Examinar las secuencias publicadas por países habitualmente creíbles y compararlos con las de aquellos que han hecho del engaño un culto no resulta ni sensato ni serio. Sacar conclusiones apresuradas desde esas confusas observaciones puede llevar a tomar determinaciones equivocadas.

Mientras tanto, un sector de la comunidad que se autodenomina progresista insiste en predicar contradictorias ideas que sólo han arruinado a muchos, implementando experimentos sociales que inexorablemente han fracasado.

La ensalada intelectual que promueven combina un vergonzante materialismo individual con un altruismo que siempre deben pagar los terceros, que pertenecen a las malvadas corporaciones que ellos señalan.

Su ambigua lógica siempre consiste en que lo propio, lo que consiguieron como fruto de su trabajo les pertenece mientras sostienen que lo que los otros han logrado es siempre espurio y por eso merece ser confiscado para luego distribuirlo equitativamente entre los más vulnerables.

Desde ese espacio ideológico, ciertos despreciables personajes que abundan en estos tiempos difunden sus convicciones destilando un inusitado odio hacia los ciudadanos que han conseguido una mejor calidad de vida.

El arsenal despiadadamente desplegado aspira a destruir sistemáticamente un modo de vida que no comparten, olvidándose que esos otros son los que han elegido genuinamente para si mismos esa dinámica.

Su vocación autoritaria, impregnada de inconfesable envidia, hace que sus críticas sean imperativas. Pretenden imponer su modelo y no logran disimular su impotencia frente a las decisiones diferentes.

El objetivo está muy claro. Estos miserables aplauden con gigantesco entusiasmo cada una de esas muertes, porque están convencidos de que así construirán argumentos sólidos para recitar su eterno delirio.

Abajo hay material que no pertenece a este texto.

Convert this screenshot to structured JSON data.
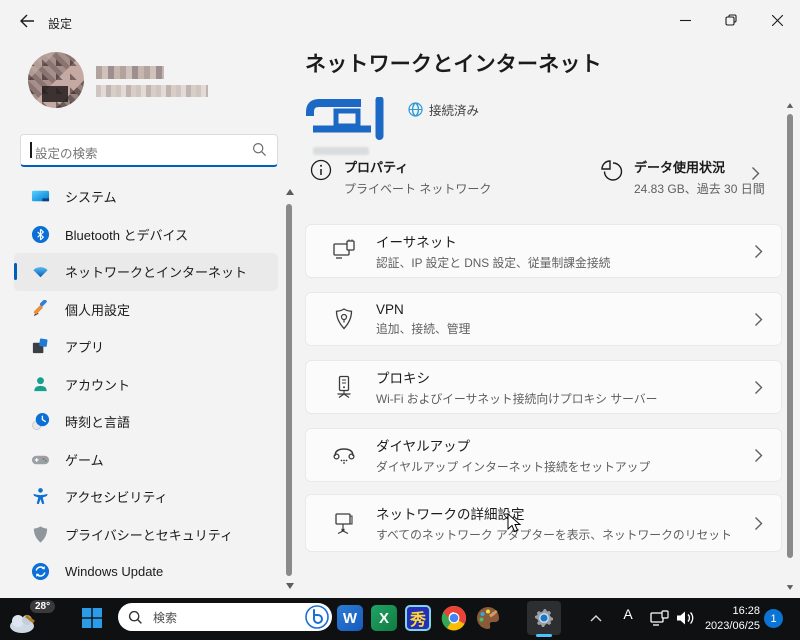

Sueñan con el derrumbe de lo que llaman “el capitalismo”, mientras disfrutan de sus productos. Sus próceres vaticinaron un final que jamás llegó hace dos siglos atrás, pero esa predicción no sólo no se ha cumplido, sino que el abrumador desarrollo les ha enrostrado su brutal desacierto. La bajeza en la que han caído en esta coyuntura no sorprende para nada. Son los mismos que festejaban efusivamente y sin ruborizarse las acciones del terrorismo internacional organizado y sus cobardes atentados.

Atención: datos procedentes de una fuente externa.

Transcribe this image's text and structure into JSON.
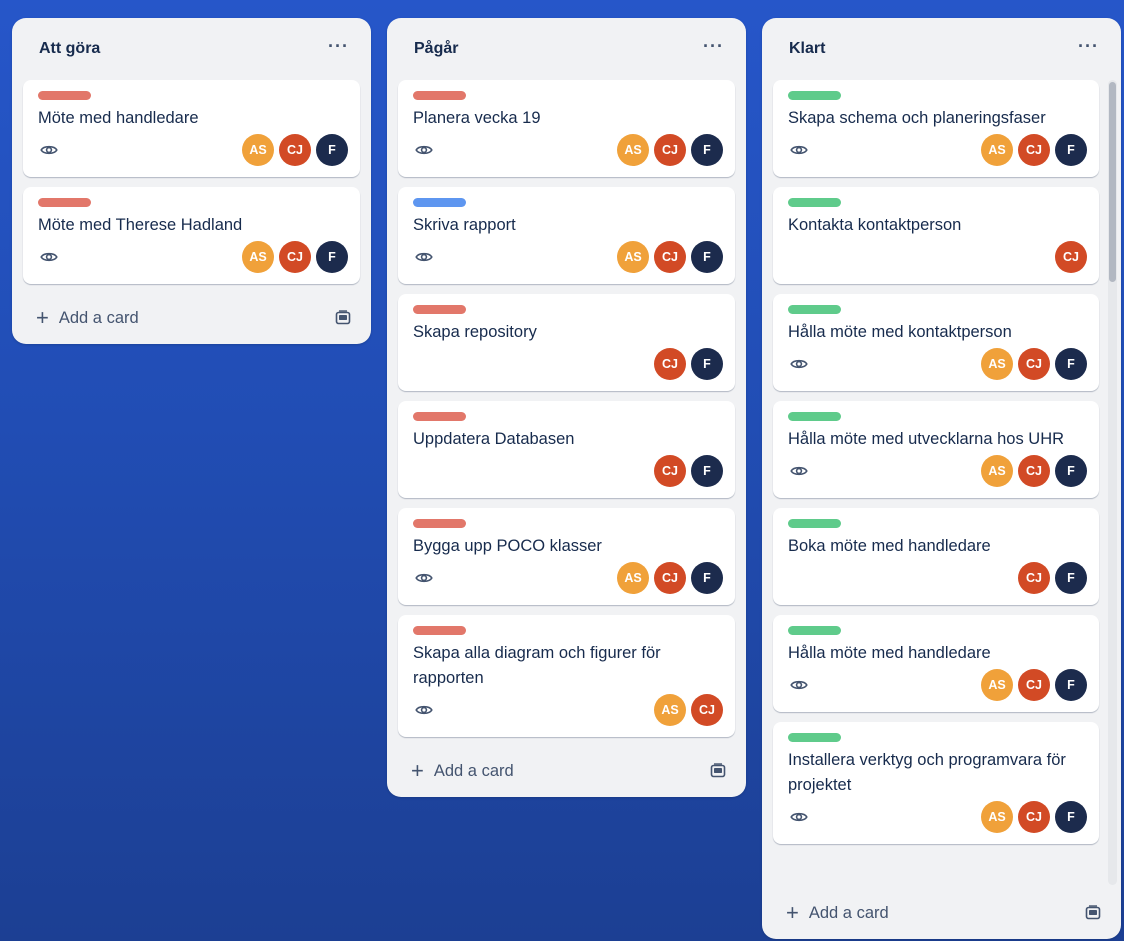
{
  "colors": {
    "label_red": "#e2776a",
    "label_blue": "#5e96f0",
    "label_green": "#5fcb8b",
    "avatar_AS": "#f0a13a",
    "avatar_CJ": "#d24a25",
    "avatar_F": "#1c2b4d"
  },
  "icons": {
    "watch": "eye-icon",
    "add": "plus-icon",
    "template": "card-template-icon",
    "menu": "ellipsis-icon"
  },
  "lists": [
    {
      "title": "Att göra",
      "menu": "···",
      "add_label": "Add a card",
      "cards": [
        {
          "label_color": "red",
          "title": "Möte med handledare",
          "watch": true,
          "members": [
            "AS",
            "CJ",
            "F"
          ]
        },
        {
          "label_color": "red",
          "title": "Möte med Therese Hadland",
          "watch": true,
          "members": [
            "AS",
            "CJ",
            "F"
          ]
        }
      ]
    },
    {
      "title": "Pågår",
      "menu": "···",
      "add_label": "Add a card",
      "cards": [
        {
          "label_color": "red",
          "title": "Planera vecka 19",
          "watch": true,
          "members": [
            "AS",
            "CJ",
            "F"
          ]
        },
        {
          "label_color": "blue",
          "title": "Skriva rapport",
          "watch": true,
          "members": [
            "AS",
            "CJ",
            "F"
          ]
        },
        {
          "label_color": "red",
          "title": "Skapa repository",
          "watch": false,
          "members": [
            "CJ",
            "F"
          ]
        },
        {
          "label_color": "red",
          "title": "Uppdatera Databasen",
          "watch": false,
          "members": [
            "CJ",
            "F"
          ]
        },
        {
          "label_color": "red",
          "title": "Bygga upp POCO klasser",
          "watch": true,
          "members": [
            "AS",
            "CJ",
            "F"
          ]
        },
        {
          "label_color": "red",
          "title": "Skapa alla diagram och figurer för rapporten",
          "watch": true,
          "members": [
            "AS",
            "CJ"
          ]
        }
      ]
    },
    {
      "title": "Klart",
      "menu": "···",
      "add_label": "Add a card",
      "cards": [
        {
          "label_color": "green",
          "title": "Skapa schema och planeringsfaser",
          "watch": true,
          "members": [
            "AS",
            "CJ",
            "F"
          ]
        },
        {
          "label_color": "green",
          "title": "Kontakta kontaktperson",
          "watch": false,
          "members": [
            "CJ"
          ]
        },
        {
          "label_color": "green",
          "title": "Hålla möte med kontaktperson",
          "watch": true,
          "members": [
            "AS",
            "CJ",
            "F"
          ]
        },
        {
          "label_color": "green",
          "title": "Hålla möte med utvecklarna hos UHR",
          "watch": true,
          "members": [
            "AS",
            "CJ",
            "F"
          ]
        },
        {
          "label_color": "green",
          "title": "Boka möte med handledare",
          "watch": false,
          "members": [
            "CJ",
            "F"
          ]
        },
        {
          "label_color": "green",
          "title": "Hålla möte med handledare",
          "watch": true,
          "members": [
            "AS",
            "CJ",
            "F"
          ]
        },
        {
          "label_color": "green",
          "title": "Installera verktyg och programvara för projektet",
          "watch": true,
          "members": [
            "AS",
            "CJ",
            "F"
          ]
        }
      ]
    }
  ]
}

Algunos otros, más cínicos todavía, disimulan un poco más. Celebran en privado cada fallecimiento, pero no tienen el coraje para expresarlo abiertamente. Les queda algo de pudor aún y hasta entienden que enorgullecerse de semejante circunstancia los hace ver muy crueles.

La linealidad con la que evalúan lo que está sucediendo los lleva a cometer groseros errores de interpretación. Es tan potente su rencor que los enceguece y les impide identificar otras aristas que cambiarían su visión.

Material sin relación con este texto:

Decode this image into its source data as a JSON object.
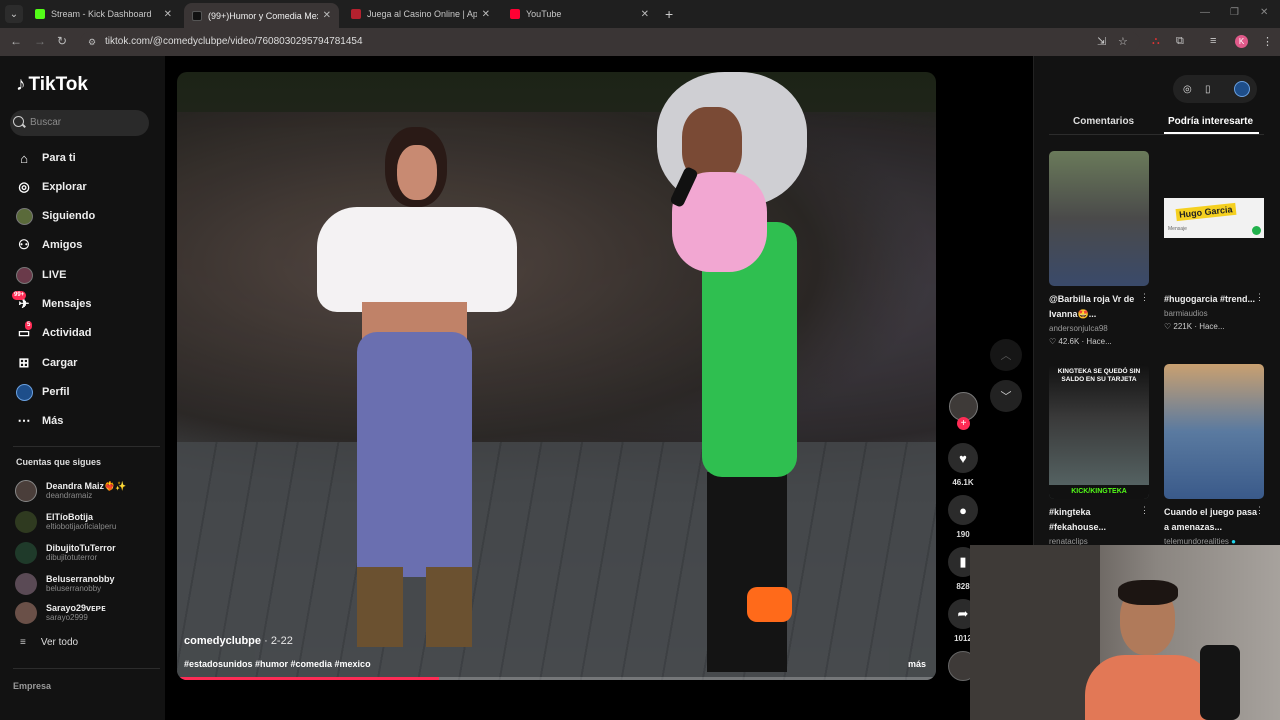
{
  "browser": {
    "tabs": [
      {
        "label": "Stream - Kick Dashboard",
        "color": "#53fc18"
      },
      {
        "label": "(99+)Humor y Comedia Mexicana",
        "color": "#111111"
      },
      {
        "label": "Juega al Casino Online | Apuestas",
        "color": "#b4212e"
      },
      {
        "label": "YouTube",
        "color": "#ff0033"
      }
    ],
    "url": "tiktok.com/@comedyclubpe/video/7608030295794781454",
    "ext_badge": "26",
    "profile_initial": "K"
  },
  "sidebar": {
    "logo": "TikTok",
    "search_placeholder": "Buscar",
    "nav": [
      {
        "label": "Para ti",
        "icon": "home-icon"
      },
      {
        "label": "Explorar",
        "icon": "compass-icon"
      },
      {
        "label": "Siguiendo",
        "icon": "following-avatar-icon"
      },
      {
        "label": "Amigos",
        "icon": "friends-icon"
      },
      {
        "label": "LIVE",
        "icon": "live-icon"
      },
      {
        "label": "Mensajes",
        "icon": "messages-icon",
        "badge": "99+"
      },
      {
        "label": "Actividad",
        "icon": "activity-icon",
        "badge": "5"
      },
      {
        "label": "Cargar",
        "icon": "upload-icon"
      },
      {
        "label": "Perfil",
        "icon": "profile-icon"
      },
      {
        "label": "Más",
        "icon": "more-icon"
      }
    ],
    "following_title": "Cuentas que sigues",
    "following": [
      {
        "name": "Deandra Maiz❤️‍🔥✨",
        "handle": "deandramaiz"
      },
      {
        "name": "ElTíoBotija",
        "handle": "eltiobotijaoficialperu"
      },
      {
        "name": "DibujitoTuTerror",
        "handle": "dibujitotuterror"
      },
      {
        "name": "Beluserranobby",
        "handle": "beluserranobby"
      },
      {
        "name": "Sarayo29ᴠᴇᴘᴇ",
        "handle": "sarayo2999"
      }
    ],
    "see_all": "Ver todo",
    "footer": "Empresa"
  },
  "video": {
    "author": "comedyclubpe",
    "date": "· 2-22",
    "tags": "#estadosunidos #humor #comedia #mexico",
    "more": "más",
    "progress": 0.345
  },
  "actions": {
    "likes": "46.1K",
    "comments": "190",
    "saves": "828",
    "shares": "1012"
  },
  "right_panel": {
    "tab_comments": "Comentarios",
    "tab_interest": "Podría interesarte",
    "cards": [
      {
        "title": "@Barbilla roja Vr de Ivanna🤩...",
        "author": "andersonjulca98",
        "likes": "42.6K",
        "time": "Hace..."
      },
      {
        "title": "#hugogarcia #trend...",
        "author": "barmiaudios",
        "likes": "221K",
        "time": "Hace...",
        "thumb_text": "Hugo Garcia",
        "thumb_sub": "Mensaje"
      },
      {
        "title": "#kingteka #fekahouse...",
        "author": "renataclips",
        "thumb_text": "KINGTEKA SE QUEDÓ SIN SALDO EN SU TARJETA",
        "thumb_sub": "KICK/KINGTEKA"
      },
      {
        "title": "Cuando el juego pasa a amenazas...",
        "author": "telemundorealities"
      }
    ]
  }
}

Esta calamidad dejará un saldo significativo de muertos, pero también muchísimas enseñanzas acerca de cómo se debe reaccionar ante este tipo de amenazas preparándose mejor para las que pudieran venir en el futuro.

Este incidente global de dimensiones colosales, totalmente inesperado no pasará inadvertido. Las secuelas seguirán brotando y probablemente perdurarán por décadas hasta que sean definitivamente superadas.

Es posible que todos se adapten activamente a las nuevas reglas, que se aprenda de los tropiezos, como el pasado lo demuestra. La evolución justamente consiste en registrar acontecimientos, estudiarlos en profundidad y, experiencia mediante, para esquivar la repetición de yerros.

Lo que constituye una verdadera utopía no es la prosperidad que el hombre supo obtener paso a paso, sino la redención de ciertas perversas almas que parecen impermeables al humanismo del que tanto se suelen ufanar.

Es muy complejo entender cómo es posible recorrer esta maravillosa vida con tanto odio acumulado, buscando en todo momento nuevos enemigos a los cuales doblegar, silenciar y aplastar.

Desear lo peor, alegrarse por las muertes habla muy mal de quienes sólo inspiran una enorme pena. Por lo visto han transitado vivencias personales espantosas, que los llevan a esperar que el resto también sufra.